While en route to the Seventieth Anniversary Commemoration of the Katyń Mass Murders, the flower of the Polish elite, aboard Polish Air Force One, again died on Russian soil, near Smolensk, in circumstances that still, to the present moment, four years later, remain unclear. We still do not know what caused this catastrophe. We still do not know who is responsible for this dreadful disaster. What we do with all certainty know is that the truth about the Smolensk Disaster hypocritically has been concealed. Less than one hour after the Smolensk Disaster the Kremlin claimed the cause of the disaster was pilot error, and asserted that all aboard Polish Air Force One died, long before all bodies were recovered. The official Russian MAK Report, and its echo, the subservient Tusk Government’s Miller Commission Report, only reiterated the explanation given by the Kremlin soon after the Smolensk Disaster. To date there has not been an investigation of the Smolensk Disaster even though both official reports are filled with discrepancies and internal contradictions.
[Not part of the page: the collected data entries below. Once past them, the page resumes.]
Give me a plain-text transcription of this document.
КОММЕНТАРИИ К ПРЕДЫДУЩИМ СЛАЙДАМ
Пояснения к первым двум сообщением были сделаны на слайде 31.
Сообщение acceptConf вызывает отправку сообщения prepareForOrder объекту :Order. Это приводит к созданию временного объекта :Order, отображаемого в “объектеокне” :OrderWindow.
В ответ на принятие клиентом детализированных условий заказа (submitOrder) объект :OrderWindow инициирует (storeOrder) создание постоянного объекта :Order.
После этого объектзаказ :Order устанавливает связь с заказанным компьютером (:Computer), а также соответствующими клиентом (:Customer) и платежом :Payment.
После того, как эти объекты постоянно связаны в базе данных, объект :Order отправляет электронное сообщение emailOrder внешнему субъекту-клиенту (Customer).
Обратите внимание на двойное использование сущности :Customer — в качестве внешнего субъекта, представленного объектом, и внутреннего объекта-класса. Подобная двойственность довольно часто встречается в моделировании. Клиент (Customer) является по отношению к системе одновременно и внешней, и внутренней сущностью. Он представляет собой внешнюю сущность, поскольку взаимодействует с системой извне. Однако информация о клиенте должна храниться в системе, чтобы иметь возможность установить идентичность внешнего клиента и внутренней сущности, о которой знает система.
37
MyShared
The religious and patriotic character of the Commemoration of the Fourth Anniversary of the Smolensk Disaster aims to fix in our collective memory the continuing relevance of the important events involving Poland and the Poles that have had world historic significance and to rededicate ourselves to the proposition expressed in Poland’s national anthem: “Poland is not forsaken as long as we live”. Since we live among our American friends, we want to share with them what we hold dear, and hope that they will be numerous at the Commemoration. We also have invited to the Commemoration members of the Polish Parliament, Polish Foreign Ministry, Smolensk Disaster family members, and representatives of several Polish and Polish American organizations.
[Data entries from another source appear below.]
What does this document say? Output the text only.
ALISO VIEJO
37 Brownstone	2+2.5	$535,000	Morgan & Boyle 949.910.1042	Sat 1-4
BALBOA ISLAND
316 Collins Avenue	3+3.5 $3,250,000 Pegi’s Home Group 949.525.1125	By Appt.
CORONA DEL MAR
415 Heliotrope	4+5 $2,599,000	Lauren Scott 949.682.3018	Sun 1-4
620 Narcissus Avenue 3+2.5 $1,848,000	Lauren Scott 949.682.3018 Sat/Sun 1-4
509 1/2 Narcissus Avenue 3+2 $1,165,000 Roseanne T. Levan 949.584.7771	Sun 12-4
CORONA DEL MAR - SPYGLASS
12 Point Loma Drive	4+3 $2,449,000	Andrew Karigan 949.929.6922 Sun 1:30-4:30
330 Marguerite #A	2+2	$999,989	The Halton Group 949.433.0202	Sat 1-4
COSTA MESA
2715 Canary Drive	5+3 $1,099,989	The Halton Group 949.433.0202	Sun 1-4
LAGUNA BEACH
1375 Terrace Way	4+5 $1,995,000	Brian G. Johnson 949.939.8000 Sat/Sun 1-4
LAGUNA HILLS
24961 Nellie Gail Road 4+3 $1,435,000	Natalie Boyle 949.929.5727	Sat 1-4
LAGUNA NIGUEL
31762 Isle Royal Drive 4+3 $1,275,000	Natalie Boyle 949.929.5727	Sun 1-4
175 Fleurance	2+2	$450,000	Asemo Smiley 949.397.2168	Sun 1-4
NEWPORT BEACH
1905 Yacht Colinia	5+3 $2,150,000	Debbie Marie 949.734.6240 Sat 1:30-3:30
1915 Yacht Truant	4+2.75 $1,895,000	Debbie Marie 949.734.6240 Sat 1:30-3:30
The Commemoration will begin at 10 a.m. on Palm Sunday 13 April 2014 at the National Shrine of Our Lady of Częstochowa, 654 Ferry Road, Doylestown, PA 18901, with the laying of wreaths by guests of honor at the unveiling of the Commemorative Tablet, in the Shrine’s cemetery, to the victims of the Smolensk Disaster. An English translation of this moving ceremony will be available. At 12:30 p.m., Holy Mass will be celebrated in memory of the victims of the Smolensk Disaster and for the unity of Poles who face increasing danger. After Holy Mass, a Conference featuring experts will explain in detail why the official versions of the Smolensk Disaster are inadequate and why an independent international committee should conduct a proper investigation. At this moment the Organizing Committee cannot guarantee that an English translation of the conference proceedings will be available at the Commemoration on 13 April. In tandem with the Commemoration there will be a meeting of representatives of Polish and Polish American organizations.
We, the members of the Organizing Committee, wholeheartedly invite you to participate in the Commemoration of this very important anniversary, which with your help will have world historical consequences.